原著
肝切除術後における血行動態の変動とその対策
連 利博, 岡本 英三, 桑田 圭司, 京 明雄, 田中 信孝, 山中 若樹, 田中 茂, 藤原 史郎, 奥谷 龍1), 河野 克彬1)
兵庫医科大学第1外科, 同 麻酔科1)
肝切除症例16例に対し,Swan-Ganz Catheterによる術前後の血行動態を検討した.
晶質液(10 ml/kg/h)のみによる術中輸液が行われた7例においては,術直後に心係数:-1.2±0.8 L/min/m,肺動脈楔入圧:-2.0±3.6 mmHg,の低下がみられ,全末梢血管抵抗は715,498 dynes・sec・cmと上昇し,著明なhypovolemiaのパターンを示した.
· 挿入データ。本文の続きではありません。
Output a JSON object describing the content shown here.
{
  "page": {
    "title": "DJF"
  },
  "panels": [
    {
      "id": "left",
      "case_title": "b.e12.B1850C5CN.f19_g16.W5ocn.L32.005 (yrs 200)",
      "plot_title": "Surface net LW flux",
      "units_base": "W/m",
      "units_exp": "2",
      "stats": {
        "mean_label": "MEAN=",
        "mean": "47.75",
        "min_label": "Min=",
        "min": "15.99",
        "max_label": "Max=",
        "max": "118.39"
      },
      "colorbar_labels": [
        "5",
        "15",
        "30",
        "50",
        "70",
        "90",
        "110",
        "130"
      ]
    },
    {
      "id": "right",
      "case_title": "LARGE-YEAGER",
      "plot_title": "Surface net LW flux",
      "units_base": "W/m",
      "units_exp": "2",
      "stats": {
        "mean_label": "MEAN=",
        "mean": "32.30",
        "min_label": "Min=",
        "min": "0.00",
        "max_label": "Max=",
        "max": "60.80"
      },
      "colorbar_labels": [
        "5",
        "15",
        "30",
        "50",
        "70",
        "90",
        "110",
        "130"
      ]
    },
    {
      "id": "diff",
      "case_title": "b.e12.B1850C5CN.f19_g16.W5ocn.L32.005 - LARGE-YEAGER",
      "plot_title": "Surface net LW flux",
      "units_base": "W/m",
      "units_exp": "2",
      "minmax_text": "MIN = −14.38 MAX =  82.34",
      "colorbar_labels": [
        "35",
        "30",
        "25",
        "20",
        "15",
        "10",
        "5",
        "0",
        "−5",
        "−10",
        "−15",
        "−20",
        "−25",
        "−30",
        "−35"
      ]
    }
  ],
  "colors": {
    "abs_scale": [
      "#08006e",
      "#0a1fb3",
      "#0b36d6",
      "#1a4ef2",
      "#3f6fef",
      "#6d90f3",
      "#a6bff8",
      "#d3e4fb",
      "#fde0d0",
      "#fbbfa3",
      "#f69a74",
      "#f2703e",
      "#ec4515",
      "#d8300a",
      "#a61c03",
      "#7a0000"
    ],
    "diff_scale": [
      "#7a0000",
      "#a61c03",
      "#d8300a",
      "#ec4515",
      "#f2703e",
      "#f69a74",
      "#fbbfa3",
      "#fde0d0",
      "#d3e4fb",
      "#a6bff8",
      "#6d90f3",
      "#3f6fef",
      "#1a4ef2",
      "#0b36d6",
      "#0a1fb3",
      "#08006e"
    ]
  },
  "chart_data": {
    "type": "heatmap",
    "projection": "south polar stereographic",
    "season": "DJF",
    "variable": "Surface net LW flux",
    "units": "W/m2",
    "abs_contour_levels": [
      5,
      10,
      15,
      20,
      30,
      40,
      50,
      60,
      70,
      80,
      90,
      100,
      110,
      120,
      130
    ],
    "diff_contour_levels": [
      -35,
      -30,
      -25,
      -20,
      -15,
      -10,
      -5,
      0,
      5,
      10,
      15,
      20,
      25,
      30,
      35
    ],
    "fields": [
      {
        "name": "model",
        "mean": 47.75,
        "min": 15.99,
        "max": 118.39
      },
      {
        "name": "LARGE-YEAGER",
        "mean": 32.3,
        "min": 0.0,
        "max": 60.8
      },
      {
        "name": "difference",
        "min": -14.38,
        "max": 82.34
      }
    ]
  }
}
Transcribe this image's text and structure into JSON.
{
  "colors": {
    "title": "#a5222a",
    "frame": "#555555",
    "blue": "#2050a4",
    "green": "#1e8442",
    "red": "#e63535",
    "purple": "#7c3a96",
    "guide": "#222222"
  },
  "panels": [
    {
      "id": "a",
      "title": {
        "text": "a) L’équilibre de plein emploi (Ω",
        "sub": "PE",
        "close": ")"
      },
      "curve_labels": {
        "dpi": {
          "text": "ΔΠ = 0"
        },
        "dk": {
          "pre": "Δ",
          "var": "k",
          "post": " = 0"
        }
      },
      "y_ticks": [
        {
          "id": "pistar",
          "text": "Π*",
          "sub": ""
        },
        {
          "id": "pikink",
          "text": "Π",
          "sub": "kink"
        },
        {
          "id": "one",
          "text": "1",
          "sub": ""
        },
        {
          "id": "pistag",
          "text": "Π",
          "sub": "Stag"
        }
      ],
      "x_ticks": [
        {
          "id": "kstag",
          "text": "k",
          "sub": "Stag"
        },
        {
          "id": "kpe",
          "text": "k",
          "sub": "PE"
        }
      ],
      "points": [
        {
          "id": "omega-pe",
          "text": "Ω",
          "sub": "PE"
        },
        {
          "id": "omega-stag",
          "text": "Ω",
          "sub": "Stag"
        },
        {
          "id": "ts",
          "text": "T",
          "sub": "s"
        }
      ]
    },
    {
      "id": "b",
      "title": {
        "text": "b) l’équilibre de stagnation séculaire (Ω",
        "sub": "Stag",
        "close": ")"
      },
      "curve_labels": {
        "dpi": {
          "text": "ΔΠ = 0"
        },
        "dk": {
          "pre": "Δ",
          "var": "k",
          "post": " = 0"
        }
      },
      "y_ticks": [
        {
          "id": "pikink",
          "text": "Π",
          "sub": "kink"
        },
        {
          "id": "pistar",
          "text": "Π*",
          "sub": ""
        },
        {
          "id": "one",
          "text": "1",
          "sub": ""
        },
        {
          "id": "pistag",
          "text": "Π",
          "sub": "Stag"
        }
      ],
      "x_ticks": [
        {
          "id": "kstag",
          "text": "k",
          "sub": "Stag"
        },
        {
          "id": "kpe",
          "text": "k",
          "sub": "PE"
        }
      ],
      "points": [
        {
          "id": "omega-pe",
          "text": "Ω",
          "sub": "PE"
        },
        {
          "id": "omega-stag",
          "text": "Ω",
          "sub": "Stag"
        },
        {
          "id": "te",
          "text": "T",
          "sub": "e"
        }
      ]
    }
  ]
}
そこでこのhypovolemiaを予防する目的で,術中より膠質液を投与し術前後の血行動態を更に検討した.膠質液(新鮮凍結血漿4 ml/kg/h+晶質液6 ml/kg/h)が投与された9例においては,術直後より循環諸量は術前値を保ち,良行な血動動態が維持された.
術中膠質液投与は,肺や腎に対する悪影響もとくに認められず,有意義であると考えられた.